The general status quo of the venture capital market: competition is fierce and returns are concentrated in specific areas

  1. Venture capital has never been more competitive. The venture capital asset class has more than quadrupled in the past 20 years. This reflects "your profit margin is my opportunity."

The general status quo of the venture capital market: competition is fierce and returns are concentrated in specific areas

  1. For assets that are considered unique, price is no longer a consideration. Revenue multiples of 100x are accepted and increasingly common.

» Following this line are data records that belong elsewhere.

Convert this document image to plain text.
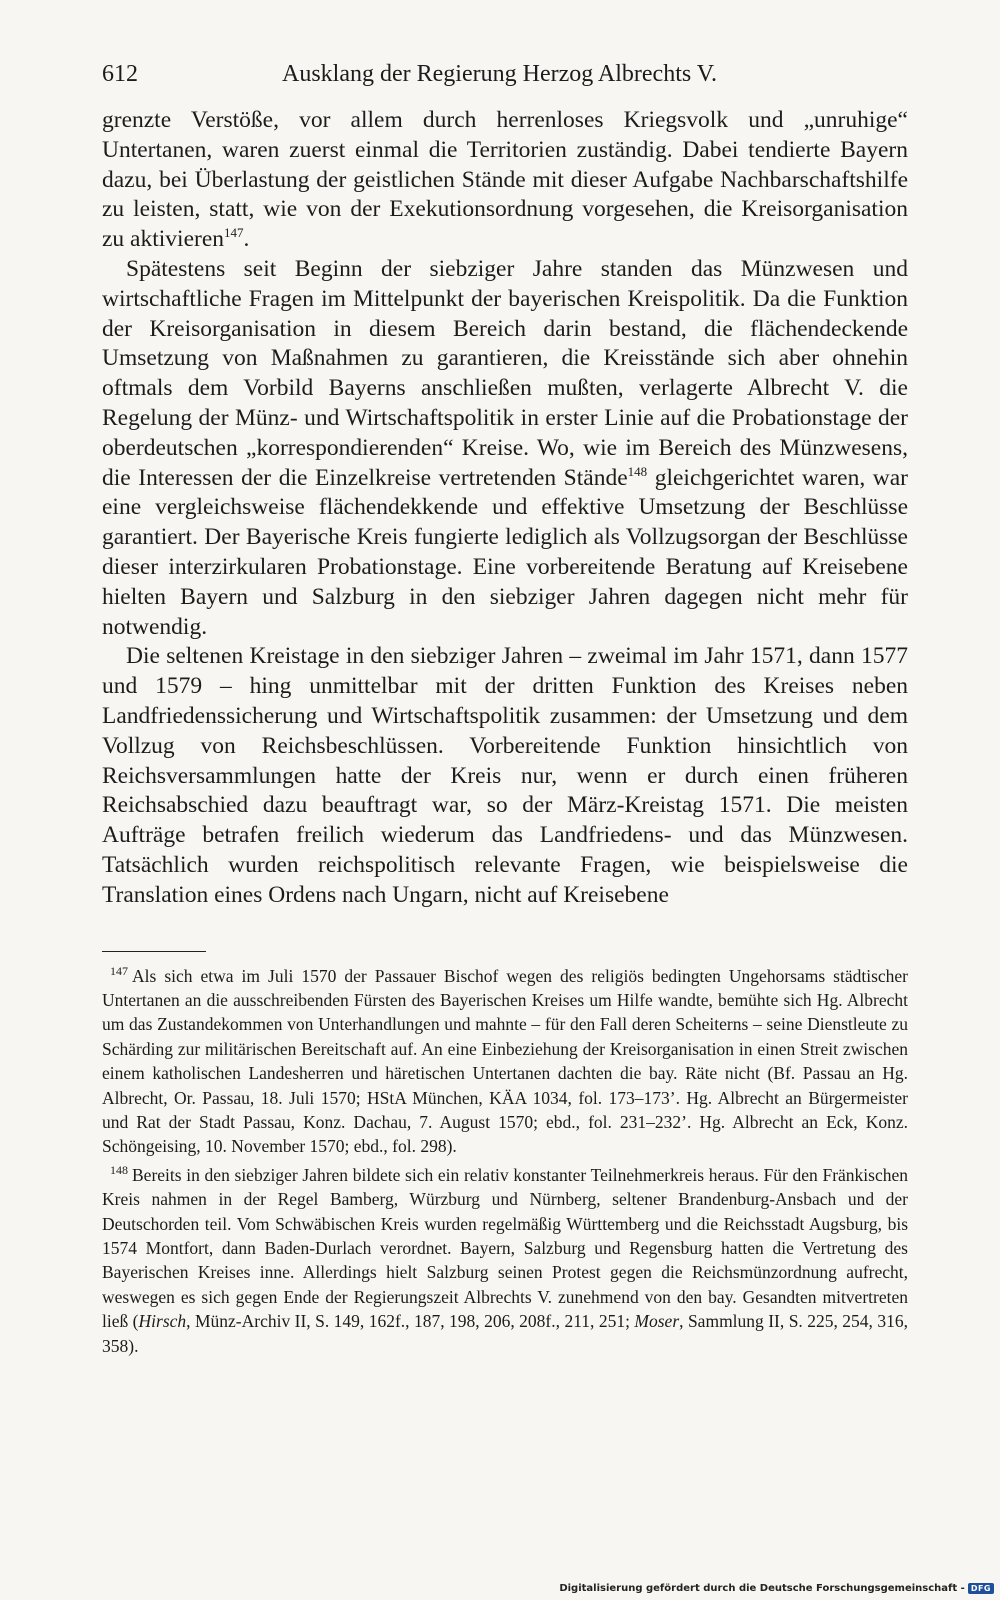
612	Ausklang der Regierung Herzog Albrechts V.

grenzte Verstöße, vor allem durch herrenloses Kriegsvolk und „unruhige“ Untertanen, waren zuerst einmal die Territorien zuständig. Dabei tendierte Bayern dazu, bei Überlastung der geistlichen Stände mit dieser Aufgabe Nachbarschaftshilfe zu leisten, statt, wie von der Exekutionsordnung vorgesehen, die Kreisorganisation zu aktivieren$^{147}$.

Spätestens seit Beginn der siebziger Jahre standen das Münzwesen und wirtschaftliche Fragen im Mittelpunkt der bayerischen Kreispolitik. Da die Funktion der Kreisorganisation in diesem Bereich darin bestand, die flächendeckende Umsetzung von Maßnahmen zu garantieren, die Kreisstände sich aber ohnehin oftmals dem Vorbild Bayerns anschließen mußten, verlagerte Albrecht V. die Regelung der Münz- und Wirtschaftspolitik in erster Linie auf die Probationstage der oberdeutschen „korrespondierenden“ Kreise. Wo, wie im Bereich des Münzwesens, die Interessen der die Einzelkreise vertretenden Stände$^{148}$ gleichgerichtet waren, war eine vergleichsweise flächendekkende und effektive Umsetzung der Beschlüsse garantiert. Der Bayerische Kreis fungierte lediglich als Vollzugsorgan der Beschlüsse dieser interzirkularen Probationstage. Eine vorbereitende Beratung auf Kreisebene hielten Bayern und Salzburg in den siebziger Jahren dagegen nicht mehr für notwendig.

Die seltenen Kreistage in den siebziger Jahren – zweimal im Jahr 1571, dann 1577 und 1579 – hing unmittelbar mit der dritten Funktion des Kreises neben Landfriedenssicherung und Wirtschaftspolitik zusammen: der Umsetzung und dem Vollzug von Reichsbeschlüssen. Vorbereitende Funktion hinsichtlich von Reichsversammlungen hatte der Kreis nur, wenn er durch einen früheren Reichsabschied dazu beauftragt war, so der März-Kreistag 1571. Die meisten Aufträge betrafen freilich wiederum das Landfriedens- und das Münzwesen. Tatsächlich wurden reichspolitisch relevante Fragen, wie beispielsweise die Translation eines Ordens nach Ungarn, nicht auf Kreisebene

$^{147}$ Als sich etwa im Juli 1570 der Passauer Bischof wegen des religiös bedingten Ungehorsams städtischer Untertanen an die ausschreibenden Fürsten des Bayerischen Kreises um Hilfe wandte, bemühte sich Hg. Albrecht um das Zustandekommen von Unterhandlungen und mahnte – für den Fall deren Scheiterns – seine Dienstleute zu Schärding zur militärischen Bereitschaft auf. An eine Einbeziehung der Kreisorganisation in einen Streit zwischen einem katholischen Landesherren und häretischen Untertanen dachten die bay. Räte nicht (Bf. Passau an Hg. Albrecht, Or. Passau, 18. Juli 1570; HStA München, KÄA 1034, fol. 173–173’. Hg. Albrecht an Bürgermeister und Rat der Stadt Passau, Konz. Dachau, 7. August 1570; ebd., fol. 231–232’. Hg. Albrecht an Eck, Konz. Schöngeising, 10. November 1570; ebd., fol. 298).

$^{148}$ Bereits in den siebziger Jahren bildete sich ein relativ konstanter Teilnehmerkreis heraus. Für den Fränkischen Kreis nahmen in der Regel Bamberg, Würzburg und Nürnberg, seltener Brandenburg-Ansbach und der Deutschorden teil. Vom Schwäbischen Kreis wurden regelmäßig Württemberg und die Reichsstadt Augsburg, bis 1574 Montfort, dann Baden-Durlach verordnet. Bayern, Salzburg und Regensburg hatten die Vertretung des Bayerischen Kreises inne. Allerdings hielt Salzburg seinen Protest gegen die Reichsmünzordnung aufrecht, weswegen es sich gegen Ende der Regierungszeit Albrechts V. zunehmend von den bay. Gesandten mitvertreten ließ (Hirsch, Münz-Archiv II, S. 149, 162f., 187, 198, 206, 208f., 211, 251; Moser, Sammlung II, S. 225, 254, 316, 358).

Digitalisierung gefördert durch die Deutsche Forschungsgemeinschaft - DFG
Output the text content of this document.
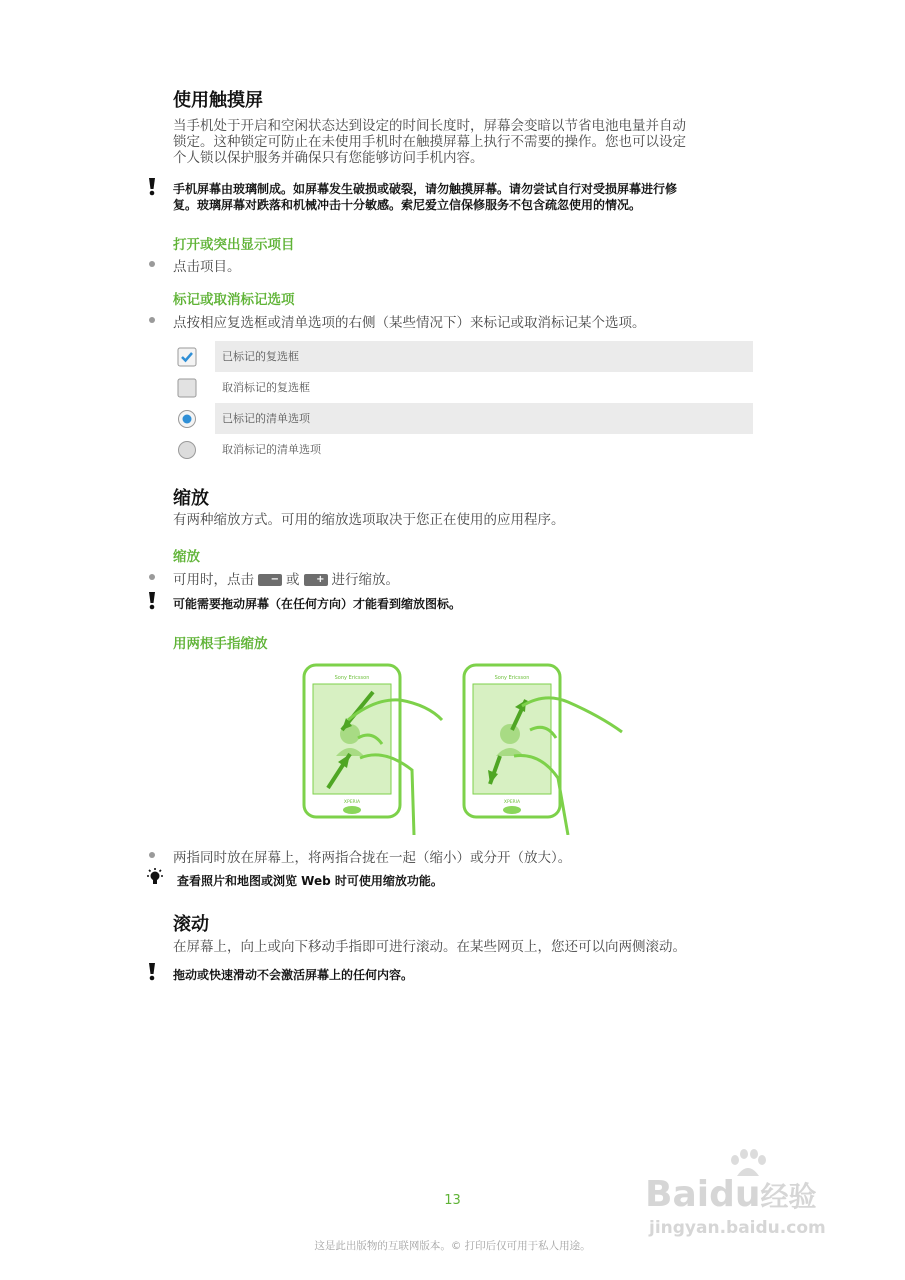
使用触摸屏
当手机处于开启和空闲状态达到设定的时间长度时，屏幕会变暗以节省电池电量并自动
锁定。这种锁定可防止在未使用手机时在触摸屏幕上执行不需要的操作。您也可以设定
个人锁以保护服务并确保只有您能够访问手机内容。
手机屏幕由玻璃制成。如屏幕发生破损或破裂，请勿触摸屏幕。请勿尝试自行对受损屏幕进行修
复。玻璃屏幕对跌落和机械冲击十分敏感。索尼爱立信保修服务不包含疏忽使用的情况。
打开或突出显示项目
点击项目。
标记或取消标记选项
点按相应复选框或清单选项的右侧（某些情况下）来标记或取消标记某个选项。
已标记的复选框
取消标记的复选框
已标记的清单选项
取消标记的清单选项
缩放
有两种缩放方式。可用的缩放选项取决于您正在使用的应用程序。
缩放
可用时，点击 − 或 + 进行缩放。
可能需要拖动屏幕（在任何方向）才能看到缩放图标。
用两根手指缩放
Sony Ericsson
XPERIA
Sony Ericsson
XPERIA
两指同时放在屏幕上，将两指合拢在一起（缩小）或分开（放大）。
查看照片和地图或浏览 Web 时可使用缩放功能。
滚动
在屏幕上，向上或向下移动手指即可进行滚动。在某些网页上，您还可以向两侧滚动。
拖动或快速滑动不会激活屏幕上的任何内容。
13
这是此出版物的互联网版本。© 打印后仅可用于私人用途。
Baidu经验
jingyan.baidu.com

The general status quo of the venture capital market: competition is fierce and returns are concentrated in specific areas

If I had to simplify my core argument, it would be that when you turn $7 million into $4 billion, it tends to attract competition, and competition is the defining factor in the current state of venture capital. Pricing, deal velocity, the intensity of the deal process, all of these are born out of competition, and the competitive dynamics in the venture capital space today are on full display with A Tale of Two Cities; there are AI-native companies and all the rest right now.

Now the real question is, if this is the current state of venture capital, so what? I have my own ideas and strategies that I'm implementing, but I'll keep those ideas to myself for now. In the meantime, I wish you all a great week and good luck with your investing.

  1. For the avoidance of doubt, I have not spoken directly with these companies. These figures are estimates I gleaned from public records and private conversations.

  2. To be clear, I’m not saying these are prerequisites for success, but they are strong early indicators of the density of talent being gathered.